To determine its ranking, SimplifyLLC conducted a state-by-state comparison of business costs in four categories: basic business costs, labor costs and worker availability, cost of space and utilities, and healthy business environment.
After the numbers were crunched, it determined, among other findings, that “Minnesota has one of the country’s highest corporate income tax rates, at 9.8%,” as CNBC reported. “It also has relatively high labor costs. … Last year, Minnesotans’ average annual wage was $60,598, according to the U.S. Bureau of Labor Statistics. Together, those factors contribute to a high cost of doing business in the state.”
Minnesota’s ranking may be alarming, even if not so surprising, but it does have merit, according to Monica Haynes, director of the Bureau of Business and Economic Research at the University of Minnesota Duluth. Especially if we keep in mind, as she and others warn, numbers can always be massaged and twisted.
“From what I can tell there are no issues with the (study’s) methodology,” Haynes, also an adjunct professor in the Department of Economics and Health Care Management at UMD, told the Opinion page. “But, for any of these types of rankings, the measures they choose to include will vastly influence where a state will fall on the list.”
For example, most Minnesota businesses uses pass-through taxation instead of corporate tax rates, Vicki Hagberg, regional director of the Northland Small Business Development Center , pointed out to the Opinion page.
“I make this point not to minimize the importance of corporate tax rates in Minnesota being high compared to other states but to point out that the argument made in the original article is not applicable to the majority of businesses being started,” Hagberg said. “Similarly, a high labor force participation rate is good for businesses, but you also need to couple that statistic with the unemployment rate to understand the availability of labor in general.”
Hagberg’s verdict: “The rankings appear to be a simplistic viewpoint of the cost of doing business without a strong understanding of what those factors mean in the context of overall economic health. …
“Businesses choose to start up in a state or community for a variety of reasons,” she said. “I’d caution entrepreneurs not to read too much into sensational rankings articles and instead to work with a technical assistance provider like (the) Northland (Small Business Development Center) or Entrepreneur Fund to evaluate if their specific startup will make financial sense.”

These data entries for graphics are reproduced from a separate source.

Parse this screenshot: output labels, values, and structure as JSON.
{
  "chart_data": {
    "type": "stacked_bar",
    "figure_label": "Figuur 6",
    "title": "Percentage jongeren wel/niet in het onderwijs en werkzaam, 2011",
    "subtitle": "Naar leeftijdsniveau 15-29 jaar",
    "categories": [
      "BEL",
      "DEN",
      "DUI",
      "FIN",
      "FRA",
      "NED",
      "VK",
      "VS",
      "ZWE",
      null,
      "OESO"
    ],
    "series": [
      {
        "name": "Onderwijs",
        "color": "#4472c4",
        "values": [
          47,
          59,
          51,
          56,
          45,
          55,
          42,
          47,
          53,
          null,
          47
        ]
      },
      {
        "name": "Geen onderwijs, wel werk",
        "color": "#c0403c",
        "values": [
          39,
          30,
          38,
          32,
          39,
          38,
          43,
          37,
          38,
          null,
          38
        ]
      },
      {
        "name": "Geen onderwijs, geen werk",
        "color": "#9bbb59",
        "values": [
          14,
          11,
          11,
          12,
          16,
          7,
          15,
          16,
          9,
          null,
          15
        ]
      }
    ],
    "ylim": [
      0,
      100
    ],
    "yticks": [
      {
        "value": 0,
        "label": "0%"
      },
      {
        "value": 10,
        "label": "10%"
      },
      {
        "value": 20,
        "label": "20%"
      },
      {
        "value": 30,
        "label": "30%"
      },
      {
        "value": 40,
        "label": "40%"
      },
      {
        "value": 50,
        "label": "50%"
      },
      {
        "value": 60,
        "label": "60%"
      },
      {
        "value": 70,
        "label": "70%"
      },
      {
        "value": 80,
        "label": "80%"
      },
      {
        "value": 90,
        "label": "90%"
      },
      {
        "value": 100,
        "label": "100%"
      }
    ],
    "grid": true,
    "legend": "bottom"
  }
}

Consulting with experts ahead of a major decision like starting a business is almost always sound advice.
Whether this ranking needs to be taken with a grain of salt or not, however, doesn’t negate that it’s out there, that it’s being reported on by a reputable news outlet, and that it’s only reinforcing Minnesota’s unfortunate and ongoing reputation as a tough place to do business. That negative knock has long been hampering our state’s ability to attract and retain those projects and private investment needed to put Minnesotans to work and to grow our state’s economy.
So, this ranking and others like it can’t be so quickly dismissed or ignored by our elected officials or others in Minnesota who see the critical importance of economic development and who work to counter the systemic challenges preventing our state from prosperity.
Instead, we can all join Minnesota Chamber of Commerce President Doug Loon in “calling on the state to do what they can to improve our business climate” — especially “through the regulatory and tax structures.”
There are opportunities this legislative session in St. Paul to do just that. They are there to be seized.